Service Project #8: Cellular Mechanisms of Inflammation, Hemostasis, and Thrombosis
Collaborating Investigator: Mark Ginsberg
Affiliation: Professor of Medicine, University of California San Diego
Funding Status: NIH PO1HL151433
Project Period: 08/05/20- 07/31/25
Summary
The goal of SP #8 is to elucidate the role of integrins in modulating T cell signaling. The Ginsberg Lab has uncovered new evidence of cross-talk between interleukin-2 (IL-2) and integrin signaling pathways. An engineered IL-2-based immune-biasing antibody/cytokine fusion protein (immunocytokine, IC) designed in TR&D 3 will be used to interrogate the interplay between cytokine and integrin pathways, furthering the aims of the project. For SP #8, the NCBIB will push our engineered regulatory T cell (Treg)-biased immunocytokine denoted F5111 IC (TR&D 3) to the Ginsberg Lab to elucidate its effects on both canonical and non-canonical IL-2 signaling networks.
Approach
Aim 1. Production and functional validation of F5111 IC. F5111 IC will be produced recombinantly by the NCBIB using a mammalian cell expression system and purified by protein G chromatography and subsequent size-exclusion chromatography using a fast liquid protein chromatography (FPLC) machine.
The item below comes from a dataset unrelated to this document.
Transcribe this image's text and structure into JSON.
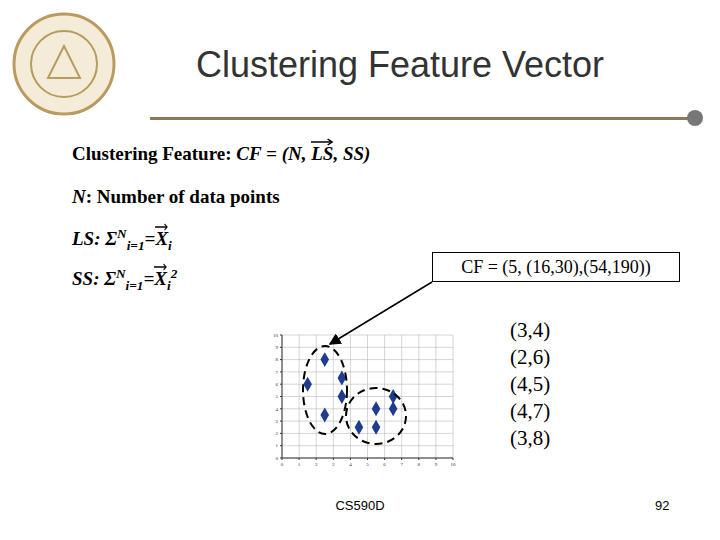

The purified F5111 IC will be functionally validated through biolayer interferometry-based binding studies against IL-2 and its cognate receptor subunits using an Octet® machine, as well as IL-2 signaling assays on commercial human peripheral blood mononuclear cells.
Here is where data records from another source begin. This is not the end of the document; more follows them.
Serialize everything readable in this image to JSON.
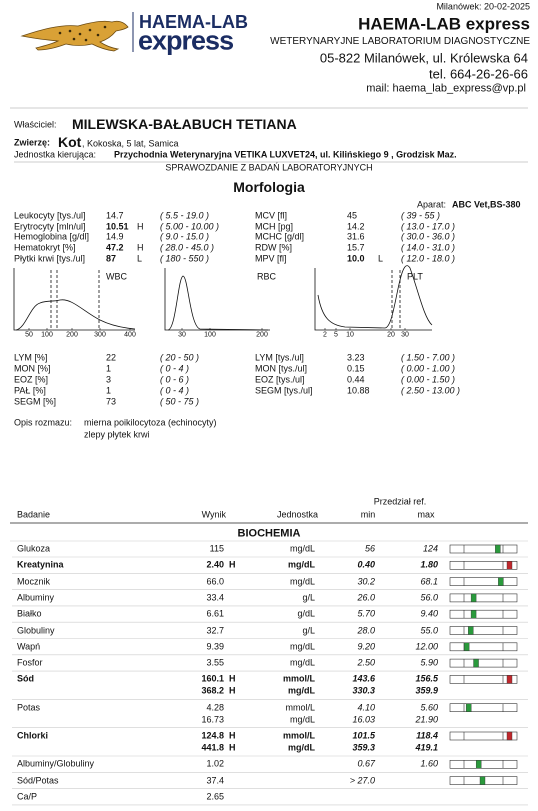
{
  "header": {
    "date": "Milanówek: 20-02-2025",
    "logo_top": "HAEMA-LAB",
    "logo_bottom": "express",
    "company": "HAEMA-LAB express",
    "subtitle": "WETERYNARYJNE LABORATORIUM DIAGNOSTYCZNE",
    "address": "05-822 Milanówek, ul. Królewska 64",
    "phone": "tel. 664-26-26-66",
    "email": "mail: haema_lab_express@vp.pl"
  },
  "patient": {
    "owner_label": "Właściciel:",
    "owner": "MILEWSKA-BAŁABUCH TETIANA",
    "animal_label": "Zwierzę:",
    "animal": "Kot",
    "animal_details": ", Kokoska, 5 lat, Samica",
    "unit_label": "Jednostka kierująca:",
    "unit": "Przychodnia Weterynaryjna VETIKA LUXVET24, ul. Kilińskiego 9 , Grodzisk Maz.",
    "report_title": "SPRAWOZDANIE Z BADAŃ LABORATORYJNYCH"
  },
  "morphology": {
    "title": "Morfologia",
    "device_label": "Aparat:",
    "device": "ABC Vet,BS-380",
    "left": [
      {
        "name": "Leukocyty [tys./ul]",
        "value": "14.7",
        "range": "( 5.5 - 19.0 )"
      },
      {
        "name": "Erytrocyty [mln/ul]",
        "value": "10.51",
        "flag": "H",
        "range": "( 5.00 - 10.00 )"
      },
      {
        "name": "Hemoglobina [g/dl]",
        "value": "14.9",
        "range": "( 9.0 - 15.0 )"
      },
      {
        "name": "Hematokryt [%]",
        "value": "47.2",
        "flag": "H",
        "range": "( 28.0 - 45.0 )"
      },
      {
        "name": "Płytki krwi [tys./ul]",
        "value": "87",
        "flag": "L",
        "range": "( 180 - 550 )"
      }
    ],
    "right": [
      {
        "name": "MCV [fl]",
        "value": "45",
        "range": "( 39 - 55 )"
      },
      {
        "name": "MCH [pg]",
        "value": "14.2",
        "range": "( 13.0 - 17.0 )"
      },
      {
        "name": "MCHC [g/dl]",
        "value": "31.6",
        "range": "( 30.0 - 36.0 )"
      },
      {
        "name": "RDW [%]",
        "value": "15.7",
        "range": "( 14.0 - 31.0 )"
      },
      {
        "name": "MPV [fl]",
        "value": "10.0",
        "flag": "L",
        "range": "( 12.0 - 18.0 )"
      }
    ],
    "histograms": [
      {
        "label": "WBC",
        "ticks": [
          "50",
          "100",
          "200",
          "300",
          "400"
        ]
      },
      {
        "label": "RBC",
        "ticks": [
          "30",
          "100",
          "200"
        ]
      },
      {
        "label": "PLT",
        "ticks": [
          "2",
          "5",
          "10",
          "20",
          "30"
        ]
      }
    ],
    "differential_left": [
      {
        "name": "LYM  [%]",
        "value": "22",
        "range": "( 20 - 50 )"
      },
      {
        "name": "MON  [%]",
        "value": "1",
        "range": "( 0 - 4 )"
      },
      {
        "name": "EOZ  [%]",
        "value": "3",
        "range": "( 0 - 6 )"
      },
      {
        "name": "PAŁ  [%]",
        "value": "1",
        "range": "( 0 - 4 )"
      },
      {
        "name": "SEGM  [%]",
        "value": "73",
        "range": "( 50 - 75 )"
      }
    ],
    "differential_right": [
      {
        "name": "LYM [tys./ul]",
        "value": "3.23",
        "range": "( 1.50 - 7.00 )"
      },
      {
        "name": "MON [tys./ul]",
        "value": "0.15",
        "range": "( 0.00 - 1.00 )"
      },
      {
        "name": "EOZ [tys./ul]",
        "value": "0.44",
        "range": "( 0.00 - 1.50 )"
      },
      {
        "name": "SEGM [tys./ul]",
        "value": "10.88",
        "range": "( 2.50 - 13.00 )"
      }
    ],
    "smear_label": "Opis rozmazu:",
    "smear": [
      "mierna poikilocytoza (echinocyty)",
      "zlepy płytek krwi"
    ]
  },
  "biochemistry": {
    "ref_header": "Przedział ref.",
    "columns": [
      "Badanie",
      "Wynik",
      "Jednostka",
      "min",
      "max"
    ],
    "section": "BIOCHEMIA",
    "rows": [
      {
        "name": "Glukoza",
        "results": [
          {
            "value": "115",
            "unit": "mg/dL",
            "min": "56",
            "max": "124"
          }
        ]
      },
      {
        "name": "Kreatynina",
        "bold": true,
        "results": [
          {
            "value": "2.40",
            "flag": "H",
            "unit": "mg/dL",
            "min": "0.40",
            "max": "1.80"
          }
        ]
      },
      {
        "name": "Mocznik",
        "results": [
          {
            "value": "66.0",
            "unit": "mg/dL",
            "min": "30.2",
            "max": "68.1"
          }
        ]
      },
      {
        "name": "Albuminy",
        "results": [
          {
            "value": "33.4",
            "unit": "g/L",
            "min": "26.0",
            "max": "56.0"
          }
        ]
      },
      {
        "name": "Białko",
        "results": [
          {
            "value": "6.61",
            "unit": "g/dL",
            "min": "5.70",
            "max": "9.40"
          }
        ]
      },
      {
        "name": "Globuliny",
        "results": [
          {
            "value": "32.7",
            "unit": "g/L",
            "min": "28.0",
            "max": "55.0"
          }
        ]
      },
      {
        "name": "Wapń",
        "results": [
          {
            "value": "9.39",
            "unit": "mg/dL",
            "min": "9.20",
            "max": "12.00"
          }
        ]
      },
      {
        "name": "Fosfor",
        "results": [
          {
            "value": "3.55",
            "unit": "mg/dL",
            "min": "2.50",
            "max": "5.90"
          }
        ]
      },
      {
        "name": "Sód",
        "bold": true,
        "results": [
          {
            "value": "160.1",
            "flag": "H",
            "unit": "mmol/L",
            "min": "143.6",
            "max": "156.5"
          },
          {
            "value": "368.2",
            "flag": "H",
            "unit": "mg/dL",
            "min": "330.3",
            "max": "359.9"
          }
        ]
      },
      {
        "name": "Potas",
        "results": [
          {
            "value": "4.28",
            "unit": "mmol/L",
            "min": "4.10",
            "max": "5.60"
          },
          {
            "value": "16.73",
            "unit": "mg/dL",
            "min": "16.03",
            "max": "21.90"
          }
        ]
      },
      {
        "name": "Chlorki",
        "bold": true,
        "results": [
          {
            "value": "124.8",
            "flag": "H",
            "unit": "mmol/L",
            "min": "101.5",
            "max": "118.4"
          },
          {
            "value": "441.8",
            "flag": "H",
            "unit": "mg/dL",
            "min": "359.3",
            "max": "419.1"
          }
        ]
      },
      {
        "name": "Albuminy/Globuliny",
        "results": [
          {
            "value": "1.02",
            "min": "0.67",
            "max": "1.60"
          }
        ]
      },
      {
        "name": "Sód/Potas",
        "results": [
          {
            "value": "37.4",
            "min": "> 27.0"
          }
        ]
      },
      {
        "name": "Ca/P",
        "results": [
          {
            "value": "2.65"
          }
        ]
      }
    ]
  }
}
Specific Aim 2. Evaluation of the effects of F5111 IC on IL-2 canonical versus non-canonical signaling. The Ginsberg Lab will administer F5111 IC from Aim 1 to purified Tregs, as well as to a mixed cellular population (human peripheral blood mononuclear cells) and quantify signaling through canonical IL-2 pathways as well as non-canonical integrin-related pathways. F5111 IC from Aim 1 will also be administered in the murine experimental allergic encephalomyelitis (EAE) model of multiple sclerosis to delineate the signaling mechanisms for IL-2 therapies in this system.
The Ginsberg Lab has discovered that IL-2 signals through a non-canonical chemokine receptor pathway that induces integrin activation in Tregs and promotes their suppressive activity. To explore the effects of Treg-biased IL-2 on activation of canonical versus non-canonical IL-2 signaling, the NCBIB will produce the F5111 IC using a mammalian cell expression system and push this molecule to the Ginsberg Lab to test in cellular assays. The Ginsberg Lab will further characterize our molecule in the murine EAE model of multiple sclerosis to determine whether non-canonical IL-2 signaling mechanisms contribute to the therapeutic efficacy of F5111 IC. Overall, the proposed work will enrich our fundamental understanding of cytokine biology, define the connectivity between cytokine and chemokine pathways, and inform the design of therapeutically relevant interventions to treat autoimmune diseases.